County: Louth Site name: DUNDALK: Bridge Street
Sites and Monuments Record No.: SMR 7:119 Licence number: 00E0021
Author: Finola O’Carroll, Cultural Resource Development Services Ltd.
Site type: Historic town
Period/Dating: Multi-period
ITM: E 704668m, N 807983m
Latitude, Longitude (decimal degrees): 54.010448, -6.403108
Test-trenching took place as a condition of planning permission. The site is located at the north end of Bridge Street, which lay within the medieval town of Dundalk. It consists of plot that measured 50m north–south by 56m. Four test-trenches (measuring c. 1m x 7m) were excavated in the northern half of the site. They were excavated within and outside of the building imprint, so as not to disturb the location of the proposed foundation trenches. The rest of the site was occupied by a gasometer, which was shown, on removal, to cut into subsoil.
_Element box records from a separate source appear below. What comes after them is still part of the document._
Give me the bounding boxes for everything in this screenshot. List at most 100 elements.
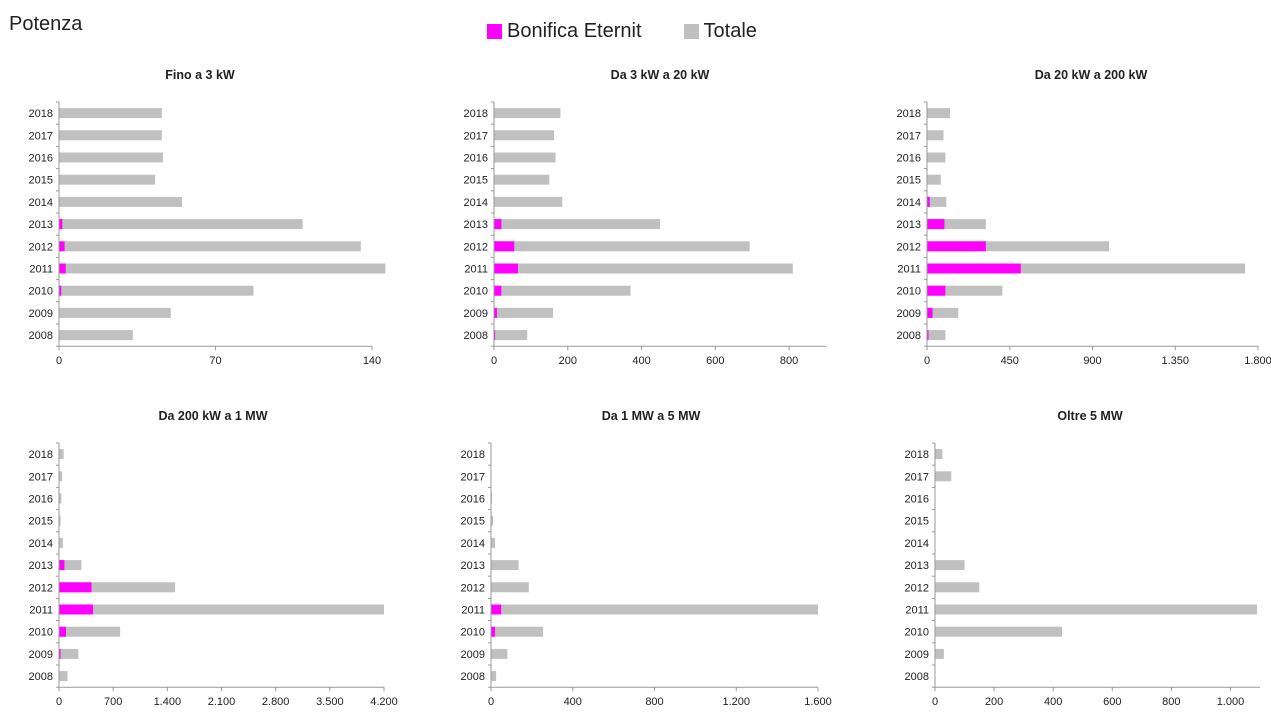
- category-label: 2018: [464, 108, 488, 120]
- category-label: 2017: [905, 471, 929, 483]
- bar-totale: [59, 219, 303, 230]
- x-tick-label: 400: [564, 696, 582, 708]
- x-tick-label: 200: [985, 696, 1003, 708]
- bar-totale: [491, 537, 496, 548]
- bar-totale: [927, 241, 1110, 252]
- category-label: 2015: [29, 516, 53, 528]
- bar-bonifica: [927, 285, 946, 296]
- x-tick-label: 800: [1162, 696, 1180, 708]
- x-tick-label: 1.200: [722, 696, 750, 708]
- category-label: 2009: [905, 649, 929, 661]
- x-tick-label: 0: [56, 355, 62, 367]
- category-label: 2016: [29, 494, 53, 506]
- bar-totale: [494, 152, 556, 163]
- bar-bonifica: [491, 604, 502, 615]
- bar-totale: [935, 582, 980, 593]
- x-tick-label: 400: [632, 355, 650, 367]
- category-label: 2018: [897, 108, 921, 120]
- chart-title: Fino a 3 kW: [165, 68, 235, 82]
- chart-title: Da 3 kW a 20 kW: [611, 68, 710, 82]
- bar-totale: [59, 330, 133, 341]
- bar-totale: [491, 671, 497, 682]
- bar-totale: [59, 108, 162, 119]
- bar-totale: [494, 219, 660, 230]
- x-tick-label: 700: [104, 696, 122, 708]
- category-label: 2012: [897, 241, 921, 253]
- category-label: 2017: [29, 471, 53, 483]
- bar-totale: [59, 196, 182, 207]
- category-label: 2012: [464, 241, 488, 253]
- category-label: 2008: [905, 671, 929, 683]
- category-label: 2017: [461, 471, 485, 483]
- bar-totale: [59, 152, 163, 163]
- bar-totale: [494, 174, 550, 185]
- category-label: 2018: [29, 108, 53, 120]
- legend-label-totale: Totale: [703, 20, 757, 42]
- category-label: 2012: [29, 241, 53, 253]
- category-label: 2014: [461, 538, 485, 550]
- bar-totale: [59, 515, 61, 526]
- bar-bonifica: [59, 219, 63, 230]
- category-label: 2011: [905, 605, 929, 617]
- x-tick-label: 2.800: [262, 696, 290, 708]
- category-label: 2009: [897, 308, 921, 320]
- category-label: 2015: [29, 175, 53, 187]
- bar-bonifica: [59, 285, 62, 296]
- category-label: 2016: [29, 153, 53, 165]
- x-tick-label: 0: [488, 696, 494, 708]
- bar-totale: [927, 130, 944, 141]
- category-label: 2009: [464, 308, 488, 320]
- bar-totale: [935, 471, 952, 482]
- category-label: 2012: [905, 582, 929, 594]
- bar-bonifica: [494, 263, 518, 274]
- category-label: 2017: [29, 130, 53, 142]
- category-label: 2010: [905, 627, 929, 639]
- category-label: 2009: [29, 649, 53, 661]
- bar-totale: [491, 604, 818, 615]
- bar-totale: [59, 307, 171, 318]
- category-label: 2013: [29, 560, 53, 572]
- x-tick-label: 4.200: [370, 696, 398, 708]
- bar-bonifica: [494, 241, 515, 252]
- category-label: 2018: [461, 449, 485, 461]
- x-tick-label: 0: [56, 696, 62, 708]
- bar-totale: [491, 493, 493, 504]
- bar-totale: [59, 560, 82, 571]
- x-tick-label: 0: [491, 355, 497, 367]
- bar-totale: [59, 130, 162, 141]
- category-label: 2008: [461, 671, 485, 683]
- bar-bonifica: [494, 307, 497, 318]
- bar-bonifica: [927, 307, 933, 318]
- bar-bonifica: [927, 330, 929, 341]
- x-tick-label: 1.600: [804, 696, 832, 708]
- category-label: 2008: [897, 330, 921, 342]
- category-label: 2014: [897, 197, 921, 209]
- bar-totale: [59, 241, 361, 252]
- bar-bonifica: [927, 219, 945, 230]
- category-label: 2013: [897, 219, 921, 231]
- bar-totale: [927, 330, 946, 341]
- x-tick-label: 1.800: [1244, 355, 1271, 367]
- x-tick-label: 800: [645, 696, 663, 708]
- bar-totale: [491, 560, 519, 571]
- legend-swatch-bonifica: [487, 24, 502, 39]
- x-tick-label: 450: [1001, 355, 1019, 367]
- category-label: 2011: [29, 264, 53, 276]
- chart-title: Da 200 kW a 1 MW: [158, 409, 267, 423]
- bar-bonifica: [59, 560, 65, 571]
- legend-item-totale: Totale: [683, 20, 757, 43]
- x-tick-label: 0: [924, 355, 930, 367]
- bar-totale: [59, 648, 79, 659]
- bar-totale: [927, 108, 950, 119]
- bar-totale: [935, 648, 944, 659]
- bar-totale: [59, 449, 64, 460]
- bar-totale: [494, 263, 793, 274]
- x-tick-label: 1.350: [1161, 355, 1189, 367]
- category-label: 2010: [897, 286, 921, 298]
- bar-totale: [491, 582, 529, 593]
- bar-totale: [927, 285, 1003, 296]
- bar-totale: [59, 471, 63, 482]
- x-tick-label: 70: [209, 355, 221, 367]
- category-label: 2011: [464, 264, 488, 276]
Trenching revealed that subsoil was reached at a depth of between 0.15m and 1.64m. General stratigraphy consisted of builder’s rubble in places and modern garden soils, which overlay grey-brown, silty clays. Trench 1 revealed a greater depth of material, which sloped away to the west and north-west. The slope may be related to the presence of a former laneway, as shown on Richardson’s map of 1680. This trench contained some material of possible archaeological provenance below the grey-brown, silty clays. A 0.3m-thick mottled deposit of grey-brown, silty clay and yellow redeposited subsoil, containing a single sherd of 13th–14th-century local ware, was located at a depth of 1.34m and ran for 2.5m at the north end the trench.